# problem with  asus z68 pro



## fukra (Jul 10, 2011)

hey guys ! i recently bought new z68 mobo . i have installed all the software but i,m not able to install lucid virtu  .when try to install it it say the error "intel sandy bridge graphic system or drivers not found ,but i have 2500k .i have installed all the other software except this ,plz guide me


----------



## Faun (Jul 10, 2011)

^^enable the setting in bios for integrated graphics card.

*benchmarkreviews.com/images/reviews/motherboards/P8Z68-V-PRO/asus_p8z68v_pro_bios_virtu_modes.jpg


----------



## fukra (Jul 10, 2011)

will enabling it  be more helpful to my system


----------



## saswat23 (Jul 10, 2011)

yes, to install and use lucid virtu you have to enable thee iGPU, else whats the use lucid virtu. 
BTW whats the max VRAM/iGPU memory of the mobo..


----------



## tkin (Jul 10, 2011)

Faun posted two different pics, the first pic is for if you want to use onboard graphic card, in that case you don't need to use virtu.

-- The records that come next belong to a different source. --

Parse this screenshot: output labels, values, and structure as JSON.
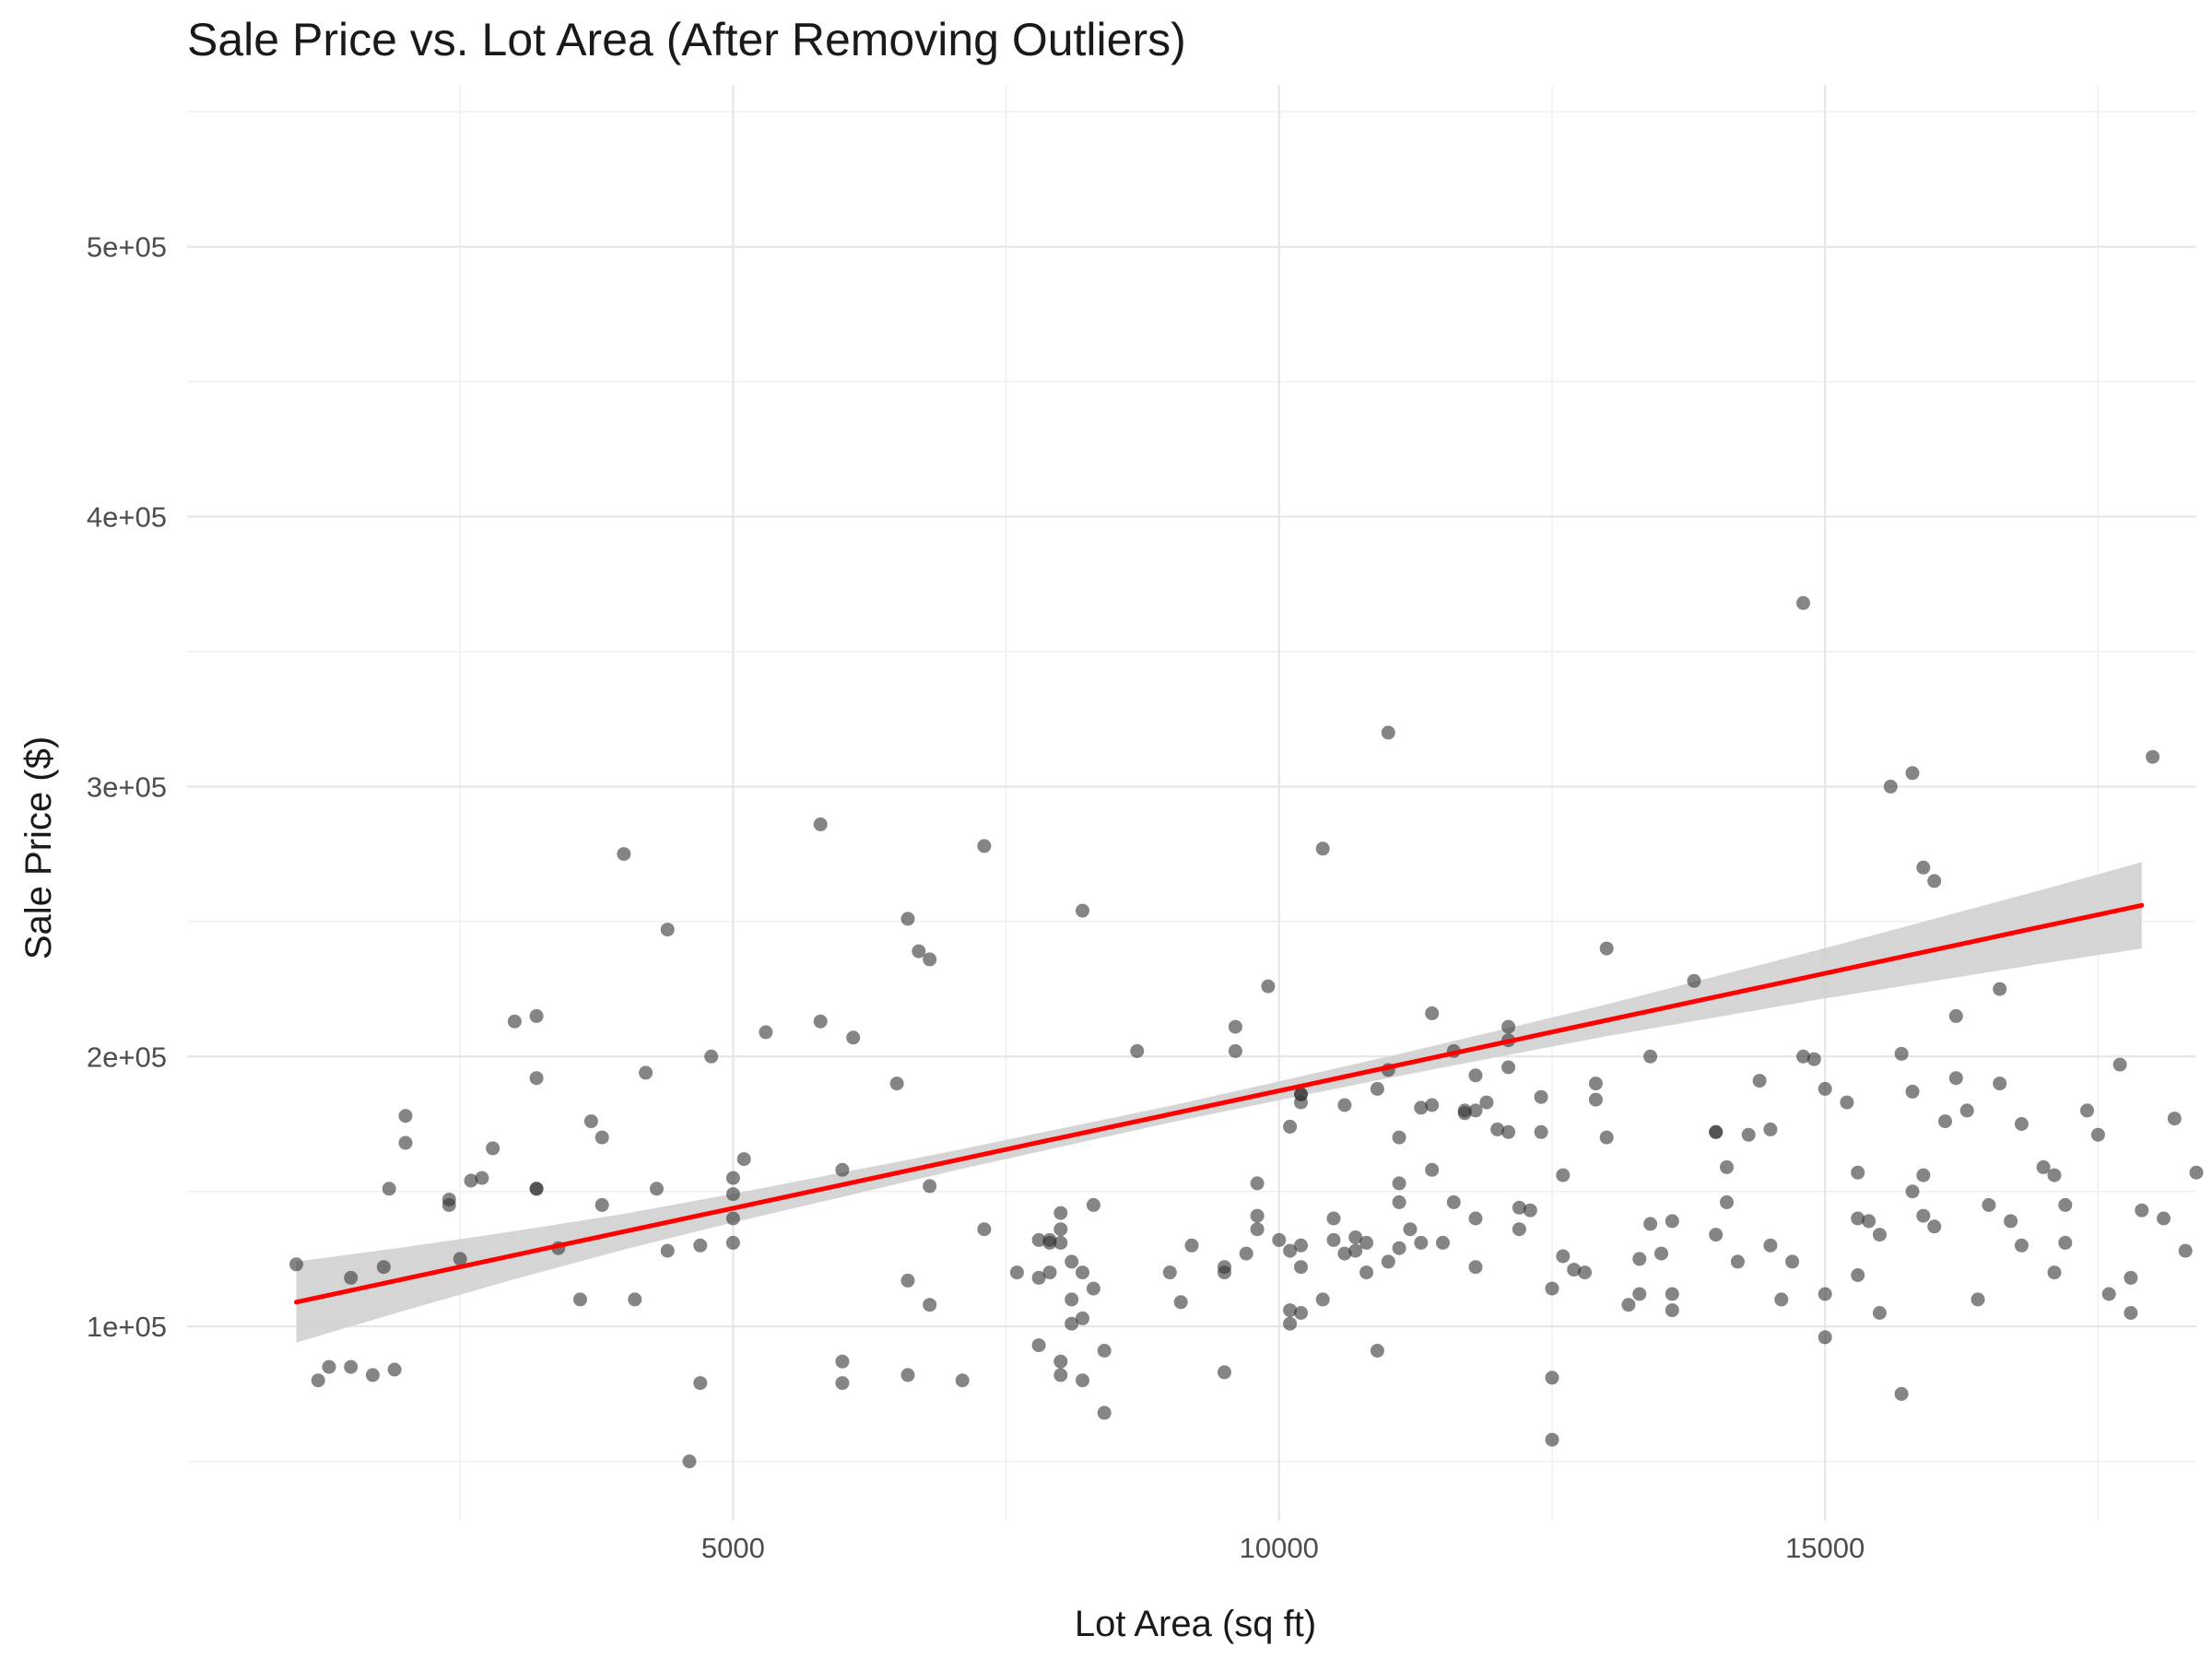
{
  "chart_data": {
    "type": "scatter",
    "title": "Sale Price vs. Lot Area (After Removing Outliers)",
    "xlabel": "Lot Area (sq ft)",
    "ylabel": "Sale Price ($)",
    "xlim": [
      0,
      18400
    ],
    "ylim": [
      28000,
      560000
    ],
    "x_ticks": [
      5000,
      10000,
      15000
    ],
    "x_tick_labels": [
      "5000",
      "10000",
      "15000"
    ],
    "y_ticks": [
      100000,
      200000,
      300000,
      400000,
      500000
    ],
    "y_tick_labels": [
      "1e+05",
      "2e+05",
      "3e+05",
      "4e+05",
      "5e+05"
    ],
    "grid": true,
    "point_color": "#333333",
    "point_opacity": 0.6,
    "trend_line": {
      "method": "linear",
      "color": "#ff0000",
      "band_color": "#d3d3d3",
      "x": [
        1000,
        2000,
        3000,
        4000,
        5000,
        6000,
        7000,
        8000,
        9000,
        10000,
        11000,
        12000,
        13000,
        14000,
        15000,
        16000,
        17000,
        17900
      ],
      "y": [
        109000,
        117700,
        126400,
        135100,
        143800,
        152500,
        161200,
        169900,
        178600,
        187300,
        196000,
        204700,
        213400,
        222100,
        230800,
        239500,
        248200,
        256000
      ],
      "lower": [
        94000,
        106000,
        117500,
        128500,
        138500,
        148000,
        157500,
        166500,
        175500,
        183800,
        192000,
        199800,
        207500,
        214500,
        221500,
        228000,
        234500,
        240000
      ],
      "upper": [
        124000,
        129400,
        135300,
        141700,
        149100,
        157000,
        164900,
        173300,
        181700,
        190800,
        200000,
        209600,
        219300,
        229700,
        240100,
        251000,
        261900,
        272000
      ]
    },
    "points": [
      [
        1000,
        123000
      ],
      [
        1200,
        80000
      ],
      [
        1300,
        85000
      ],
      [
        1500,
        118000
      ],
      [
        1500,
        85000
      ],
      [
        1700,
        82000
      ],
      [
        1800,
        122000
      ],
      [
        1850,
        151000
      ],
      [
        1900,
        84000
      ],
      [
        2000,
        168000
      ],
      [
        2000,
        178000
      ],
      [
        2400,
        145000
      ],
      [
        2400,
        147000
      ],
      [
        2500,
        125000
      ],
      [
        2600,
        154000
      ],
      [
        2700,
        155000
      ],
      [
        2800,
        166000
      ],
      [
        3000,
        213000
      ],
      [
        3200,
        192000
      ],
      [
        3200,
        215000
      ],
      [
        3200,
        151000
      ],
      [
        3200,
        151000
      ],
      [
        3400,
        129000
      ],
      [
        3600,
        110000
      ],
      [
        3700,
        176000
      ],
      [
        3800,
        145000
      ],
      [
        3800,
        170000
      ],
      [
        4000,
        275000
      ],
      [
        4100,
        110000
      ],
      [
        4200,
        194000
      ],
      [
        4300,
        151000
      ],
      [
        4400,
        128000
      ],
      [
        4400,
        247000
      ],
      [
        4600,
        50000
      ],
      [
        4700,
        79000
      ],
      [
        4700,
        130000
      ],
      [
        4800,
        200000
      ],
      [
        5000,
        131000
      ],
      [
        5000,
        140000
      ],
      [
        5000,
        149000
      ],
      [
        5000,
        155000
      ],
      [
        5100,
        162000
      ],
      [
        5300,
        209000
      ],
      [
        5800,
        286000
      ],
      [
        5800,
        213000
      ],
      [
        6000,
        87000
      ],
      [
        6000,
        79000
      ],
      [
        6000,
        158000
      ],
      [
        6100,
        207000
      ],
      [
        6500,
        190000
      ],
      [
        6600,
        117000
      ],
      [
        6600,
        82000
      ],
      [
        6600,
        251000
      ],
      [
        6700,
        239000
      ],
      [
        6800,
        236000
      ],
      [
        6800,
        152000
      ],
      [
        6800,
        108000
      ],
      [
        7100,
        80000
      ],
      [
        7300,
        136000
      ],
      [
        7300,
        278000
      ],
      [
        7600,
        120000
      ],
      [
        7800,
        93000
      ],
      [
        7800,
        132000
      ],
      [
        7800,
        118000
      ],
      [
        7900,
        131000
      ],
      [
        7900,
        132000
      ],
      [
        7900,
        120000
      ],
      [
        8000,
        142000
      ],
      [
        8000,
        136000
      ],
      [
        8000,
        131000
      ],
      [
        8000,
        82000
      ],
      [
        8000,
        87000
      ],
      [
        8100,
        124000
      ],
      [
        8100,
        110000
      ],
      [
        8100,
        101000
      ],
      [
        8200,
        120000
      ],
      [
        8200,
        80000
      ],
      [
        8200,
        103000
      ],
      [
        8200,
        254000
      ],
      [
        8300,
        145000
      ],
      [
        8300,
        114000
      ],
      [
        8400,
        91000
      ],
      [
        8400,
        68000
      ],
      [
        8700,
        202000
      ],
      [
        9000,
        120000
      ],
      [
        9100,
        109000
      ],
      [
        9200,
        130000
      ],
      [
        9500,
        83000
      ],
      [
        9500,
        122000
      ],
      [
        9500,
        120000
      ],
      [
        9600,
        202000
      ],
      [
        9600,
        211000
      ],
      [
        9700,
        127000
      ],
      [
        9800,
        136000
      ],
      [
        9800,
        153000
      ],
      [
        9800,
        141000
      ],
      [
        9900,
        226000
      ],
      [
        10000,
        132000
      ],
      [
        10100,
        128000
      ],
      [
        10100,
        174000
      ],
      [
        10100,
        101000
      ],
      [
        10100,
        106000
      ],
      [
        10200,
        105000
      ],
      [
        10200,
        186000
      ],
      [
        10200,
        186000
      ],
      [
        10200,
        183000
      ],
      [
        10200,
        130000
      ],
      [
        10200,
        122000
      ],
      [
        10400,
        110000
      ],
      [
        10400,
        277000
      ],
      [
        10500,
        140000
      ],
      [
        10500,
        132000
      ],
      [
        10600,
        182000
      ],
      [
        10600,
        127000
      ],
      [
        10700,
        128000
      ],
      [
        10700,
        133000
      ],
      [
        10800,
        120000
      ],
      [
        10800,
        131000
      ],
      [
        10900,
        188000
      ],
      [
        10900,
        91000
      ],
      [
        11000,
        195000
      ],
      [
        11000,
        320000
      ],
      [
        11000,
        124000
      ],
      [
        11100,
        170000
      ],
      [
        11100,
        153000
      ],
      [
        11100,
        146000
      ],
      [
        11100,
        129000
      ],
      [
        11200,
        136000
      ],
      [
        11300,
        181000
      ],
      [
        11300,
        131000
      ],
      [
        11400,
        182000
      ],
      [
        11400,
        216000
      ],
      [
        11400,
        158000
      ],
      [
        11500,
        131000
      ],
      [
        11600,
        146000
      ],
      [
        11600,
        202000
      ],
      [
        11700,
        179000
      ],
      [
        11700,
        180000
      ],
      [
        11800,
        180000
      ],
      [
        11800,
        193000
      ],
      [
        11800,
        140000
      ],
      [
        11800,
        122000
      ],
      [
        11900,
        183000
      ],
      [
        12000,
        173000
      ],
      [
        12100,
        196000
      ],
      [
        12100,
        211000
      ],
      [
        12100,
        206000
      ],
      [
        12100,
        172000
      ],
      [
        12200,
        144000
      ],
      [
        12200,
        136000
      ],
      [
        12300,
        143000
      ],
      [
        12400,
        172000
      ],
      [
        12400,
        185000
      ],
      [
        12500,
        58000
      ],
      [
        12500,
        81000
      ],
      [
        12500,
        114000
      ],
      [
        12600,
        126000
      ],
      [
        12600,
        156000
      ],
      [
        12700,
        121000
      ],
      [
        12800,
        120000
      ],
      [
        12900,
        190000
      ],
      [
        12900,
        184000
      ],
      [
        13000,
        170000
      ],
      [
        13000,
        240000
      ],
      [
        13200,
        108000
      ],
      [
        13300,
        125000
      ],
      [
        13300,
        112000
      ],
      [
        13400,
        138000
      ],
      [
        13400,
        200000
      ],
      [
        13500,
        127000
      ],
      [
        13600,
        139000
      ],
      [
        13600,
        106000
      ],
      [
        13600,
        112000
      ],
      [
        13800,
        228000
      ],
      [
        14000,
        172000
      ],
      [
        14000,
        134000
      ],
      [
        14000,
        172000
      ],
      [
        14100,
        146000
      ],
      [
        14100,
        159000
      ],
      [
        14200,
        124000
      ],
      [
        14300,
        171000
      ],
      [
        14400,
        191000
      ],
      [
        14500,
        130000
      ],
      [
        14500,
        173000
      ],
      [
        14600,
        110000
      ],
      [
        14700,
        124000
      ],
      [
        14800,
        200000
      ],
      [
        14800,
        368000
      ],
      [
        14900,
        199000
      ],
      [
        15000,
        96000
      ],
      [
        15000,
        112000
      ],
      [
        15000,
        188000
      ],
      [
        15200,
        183000
      ],
      [
        15300,
        119000
      ],
      [
        15300,
        140000
      ],
      [
        15300,
        157000
      ],
      [
        15400,
        139000
      ],
      [
        15500,
        105000
      ],
      [
        15500,
        134000
      ],
      [
        15600,
        300000
      ],
      [
        15700,
        75000
      ],
      [
        15700,
        201000
      ],
      [
        15800,
        305000
      ],
      [
        15800,
        187000
      ],
      [
        15800,
        150000
      ],
      [
        15900,
        270000
      ],
      [
        15900,
        156000
      ],
      [
        15900,
        141000
      ],
      [
        16000,
        265000
      ],
      [
        16000,
        137000
      ],
      [
        16100,
        176000
      ],
      [
        16200,
        192000
      ],
      [
        16200,
        215000
      ],
      [
        16300,
        180000
      ],
      [
        16400,
        110000
      ],
      [
        16500,
        145000
      ],
      [
        16600,
        225000
      ],
      [
        16600,
        190000
      ],
      [
        16700,
        139000
      ],
      [
        16800,
        130000
      ],
      [
        16800,
        175000
      ],
      [
        17000,
        159000
      ],
      [
        17100,
        156000
      ],
      [
        17100,
        120000
      ],
      [
        17200,
        145000
      ],
      [
        17200,
        131000
      ],
      [
        17400,
        180000
      ],
      [
        17500,
        171000
      ],
      [
        17600,
        112000
      ],
      [
        17700,
        197000
      ],
      [
        17800,
        118000
      ],
      [
        17800,
        105000
      ],
      [
        17900,
        143000
      ],
      [
        18000,
        311000
      ],
      [
        18100,
        140000
      ],
      [
        18200,
        177000
      ],
      [
        18300,
        128000
      ],
      [
        18400,
        157000
      ]
    ]
  }
}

The second pic is for using a separate graphic card, in that case you can use virtu, first you have to install both intel graphic card driver and nvidia/ati graphic card driver, then install virtu.


----------



## fukra (Jul 11, 2011)

i have enable the igpu but the install error not gone from where can i download intel sandbridge graphics driver


----------



## Faun (Jul 11, 2011)

fukra said:


> i have enable the igpu but the install error not gone from where can i download intel sandbridge graphics driver





tkin said:


> Faun posted two different pics, the first pic is for if you want to use onboard graphic card, in that case you don't need to use virtu.
> 
> The second pic is for using a separate graphic card, in that case you can use virtu, *first you have to install both intel graphic card driver and nvidia/ati graphic card driver*, then install virtu.



Please see tkin's reply in bold.



saswat23 said:


> yes, to install and use lucid virtu you have to enable thee igpu, else whats the use lucid virtu.
> Btw whats the max vram/igpu memory of the mobo..



64mb iirc.


----------



## fukra (Jul 12, 2011)

thanks guys prob. solved but i have another ques 
i have corsair venganance 1600mhz 4 gb ram but  it run at 1300 mhz why?


----------



## tkin (Jul 12, 2011)

fukra said:


> thanks guys prob. solved but i have another ques
> i have corsair venganance 1600mhz 4 gb ram but  it run at 1300 mhz why?


From BIOS, select XMP in auto tuner settings.


----------



## fukra (Jul 12, 2011)

thanks tkin genius 
i wanna ask u another prob .
when i start up my pc my bios show cpu temp 65 c but al suite and other software show temp around 45 c


----------



## tkin (Jul 13, 2011)

fukra said:


> thanks tkin genius
> i wanna ask u another prob .
> when i start up my pc my bios show cpu temp 65 c but al suite and other software show temp around 45 c


When in bios no power saving tech is applied, so processor runs at full clock speed, also bios puts some load on the processor as well, hence the high temp.

In windows, the temp you see is idle, the processor downclocks to 1.8Ghz and hence the low temps, everything is normal.


----------